Kızların dersi kehanetti. Ikisinin de merakla takip ettiği derslerden biriydi bu. Profesör her bir şey söylediğinde ikisi de pür dikkat onu dinliyor, dediklerini sanki bilimsel bı gerçekmiş gibi kabulleniyorlardı.

"Evet... Görüyorum.. Orada biri var. Iç vakte kadar-"

"Off Sirius saçmalama." Eylül Sirius'un kehanet ile geçtiği dalgaya güldü . "Uzun boylu, yakışıklı bir çocuk var üç vakte kadar." Gülerek konuştu.

"Üç vakitten bile daha yakında var o yakışıklı çocuk." Göz kırptı, Black.

Eylül gülerek çocuğu hafifçe ittirdi. Bu flörtleşmeleri ikisinin de ne kadar hoşuna gitse de bir şeylerin ciddiye binmesini istiyordu Eylül...

Dersler bitti akşam ortak salonda gördüler birbirlerini.

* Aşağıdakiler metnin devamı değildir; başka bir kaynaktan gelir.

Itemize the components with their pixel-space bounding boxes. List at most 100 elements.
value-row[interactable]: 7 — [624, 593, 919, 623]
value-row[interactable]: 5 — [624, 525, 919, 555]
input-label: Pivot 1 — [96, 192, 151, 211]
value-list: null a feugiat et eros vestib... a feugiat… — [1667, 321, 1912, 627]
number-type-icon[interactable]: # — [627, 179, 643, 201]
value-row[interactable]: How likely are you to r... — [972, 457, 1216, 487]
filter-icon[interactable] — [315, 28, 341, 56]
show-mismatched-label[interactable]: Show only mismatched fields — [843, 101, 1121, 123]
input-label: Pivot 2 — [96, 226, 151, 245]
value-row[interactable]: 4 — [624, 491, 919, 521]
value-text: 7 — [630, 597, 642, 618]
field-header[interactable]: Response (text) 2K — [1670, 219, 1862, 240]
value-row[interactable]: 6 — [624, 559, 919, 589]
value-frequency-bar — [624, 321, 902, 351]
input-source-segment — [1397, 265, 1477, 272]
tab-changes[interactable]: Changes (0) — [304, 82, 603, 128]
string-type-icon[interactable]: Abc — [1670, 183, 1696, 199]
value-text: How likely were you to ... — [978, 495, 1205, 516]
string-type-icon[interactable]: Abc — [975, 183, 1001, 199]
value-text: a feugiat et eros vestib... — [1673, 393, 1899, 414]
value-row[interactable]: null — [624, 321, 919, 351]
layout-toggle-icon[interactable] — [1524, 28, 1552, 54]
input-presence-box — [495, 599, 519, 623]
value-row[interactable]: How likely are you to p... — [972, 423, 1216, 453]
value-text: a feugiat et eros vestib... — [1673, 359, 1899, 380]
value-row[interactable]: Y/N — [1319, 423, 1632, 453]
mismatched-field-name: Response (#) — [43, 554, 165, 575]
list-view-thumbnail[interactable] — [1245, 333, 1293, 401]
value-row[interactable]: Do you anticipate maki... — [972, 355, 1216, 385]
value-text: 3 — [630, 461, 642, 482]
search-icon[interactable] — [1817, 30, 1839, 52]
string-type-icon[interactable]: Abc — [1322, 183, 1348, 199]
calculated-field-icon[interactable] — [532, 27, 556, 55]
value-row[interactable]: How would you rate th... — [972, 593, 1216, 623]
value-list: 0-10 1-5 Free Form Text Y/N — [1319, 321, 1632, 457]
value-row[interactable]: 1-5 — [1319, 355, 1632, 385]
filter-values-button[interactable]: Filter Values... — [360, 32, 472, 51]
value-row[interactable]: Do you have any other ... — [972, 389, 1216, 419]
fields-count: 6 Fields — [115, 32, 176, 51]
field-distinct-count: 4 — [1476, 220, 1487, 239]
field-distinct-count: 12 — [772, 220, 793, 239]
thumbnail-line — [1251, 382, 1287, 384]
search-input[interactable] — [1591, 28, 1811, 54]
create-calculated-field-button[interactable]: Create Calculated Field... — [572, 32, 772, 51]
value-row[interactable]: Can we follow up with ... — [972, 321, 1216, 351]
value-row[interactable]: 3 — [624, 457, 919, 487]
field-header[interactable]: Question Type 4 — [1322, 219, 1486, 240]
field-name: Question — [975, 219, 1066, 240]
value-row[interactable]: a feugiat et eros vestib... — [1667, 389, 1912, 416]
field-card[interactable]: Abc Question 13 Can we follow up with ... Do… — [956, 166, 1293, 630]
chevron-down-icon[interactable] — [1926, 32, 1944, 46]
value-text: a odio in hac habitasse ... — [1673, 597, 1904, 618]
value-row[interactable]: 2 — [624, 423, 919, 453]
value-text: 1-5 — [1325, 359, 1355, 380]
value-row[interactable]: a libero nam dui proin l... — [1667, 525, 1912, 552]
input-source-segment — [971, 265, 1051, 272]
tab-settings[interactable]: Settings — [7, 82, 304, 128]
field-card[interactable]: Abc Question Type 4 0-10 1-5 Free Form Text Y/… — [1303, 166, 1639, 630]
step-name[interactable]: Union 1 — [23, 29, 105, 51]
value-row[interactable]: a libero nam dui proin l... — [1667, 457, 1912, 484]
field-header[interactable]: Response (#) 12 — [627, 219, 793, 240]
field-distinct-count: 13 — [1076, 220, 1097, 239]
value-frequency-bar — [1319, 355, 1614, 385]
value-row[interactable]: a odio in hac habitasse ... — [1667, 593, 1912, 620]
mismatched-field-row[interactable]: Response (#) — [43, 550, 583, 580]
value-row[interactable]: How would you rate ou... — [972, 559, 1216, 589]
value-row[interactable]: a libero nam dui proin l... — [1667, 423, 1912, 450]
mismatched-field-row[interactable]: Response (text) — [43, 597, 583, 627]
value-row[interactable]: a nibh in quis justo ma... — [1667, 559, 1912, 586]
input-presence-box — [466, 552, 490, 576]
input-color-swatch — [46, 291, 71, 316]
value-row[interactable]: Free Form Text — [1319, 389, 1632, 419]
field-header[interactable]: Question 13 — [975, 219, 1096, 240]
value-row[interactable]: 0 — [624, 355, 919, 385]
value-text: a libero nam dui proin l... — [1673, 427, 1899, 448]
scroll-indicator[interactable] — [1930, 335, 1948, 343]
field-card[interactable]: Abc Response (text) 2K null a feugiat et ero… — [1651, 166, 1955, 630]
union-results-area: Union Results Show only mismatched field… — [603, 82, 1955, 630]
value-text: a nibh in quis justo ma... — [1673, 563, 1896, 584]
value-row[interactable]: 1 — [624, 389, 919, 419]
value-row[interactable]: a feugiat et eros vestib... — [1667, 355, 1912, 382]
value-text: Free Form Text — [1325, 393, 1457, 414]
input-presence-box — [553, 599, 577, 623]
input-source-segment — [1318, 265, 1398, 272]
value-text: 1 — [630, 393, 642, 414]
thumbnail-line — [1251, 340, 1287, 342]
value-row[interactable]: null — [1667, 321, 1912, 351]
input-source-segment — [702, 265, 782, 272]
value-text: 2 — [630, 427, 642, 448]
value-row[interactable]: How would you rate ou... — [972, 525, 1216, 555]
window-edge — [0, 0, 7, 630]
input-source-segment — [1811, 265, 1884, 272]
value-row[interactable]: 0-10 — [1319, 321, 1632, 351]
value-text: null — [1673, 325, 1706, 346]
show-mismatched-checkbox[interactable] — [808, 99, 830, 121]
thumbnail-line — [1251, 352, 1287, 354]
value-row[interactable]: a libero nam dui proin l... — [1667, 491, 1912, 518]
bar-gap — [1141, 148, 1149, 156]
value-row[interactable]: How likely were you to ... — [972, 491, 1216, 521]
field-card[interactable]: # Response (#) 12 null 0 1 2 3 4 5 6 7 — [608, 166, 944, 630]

Zeynep ve Eylül'ün derslerinin hepsi ortaktı. Ama aynı şey Çapulcular için geçerli değildi.

"Selamm. Bulabildiniz mi?"  Zeynep ilk konuşan oldu. Anlaşılan James bir şekilde Zeynep'in gönlünü almıştı, ona öğle arasında çikolata vererek. Basit ama düşünceli bir şeydi. Regl olan bir kıza hele ki ağrılı ve zor bir regli ise çikolata vermek yapılabilecek en şirin şeylerden biriydi.

  "Tabii kızım. Buyrun."

"Nerden buldunuz? Sulughorn'dan mı?" Eylül sordu. O kadar yorgundu ki, ne Sirius ile flört edecek ne de kibar takılacak halı kalmıştı.

"Oha, çok hızlı fark ettin.".
 
   Peter erkenden uyumuş, Remus ise şakaya dahil olmak istemediğinden dört genç Ihtiyaç Odası'nın yolunu aldılar.

Iksiri yapmak için malzemeleri dileyerekten üç kere turladılar etrafı. Oda işte orada belirmişti.

Hızlıcana içeri geçtiler. Herhangi birine yakalanmaktan kaçınıyorlardı. Dönemin başından beri sadece James binaya 50 puan kaybettirmişti bile.

Ihtiyaç Odası'nın içerisi yine tam takım doluydu, Eylül ve Zeynep ise oturup geçen seferki gibi tekrardan bir iksir yapmaya başladı.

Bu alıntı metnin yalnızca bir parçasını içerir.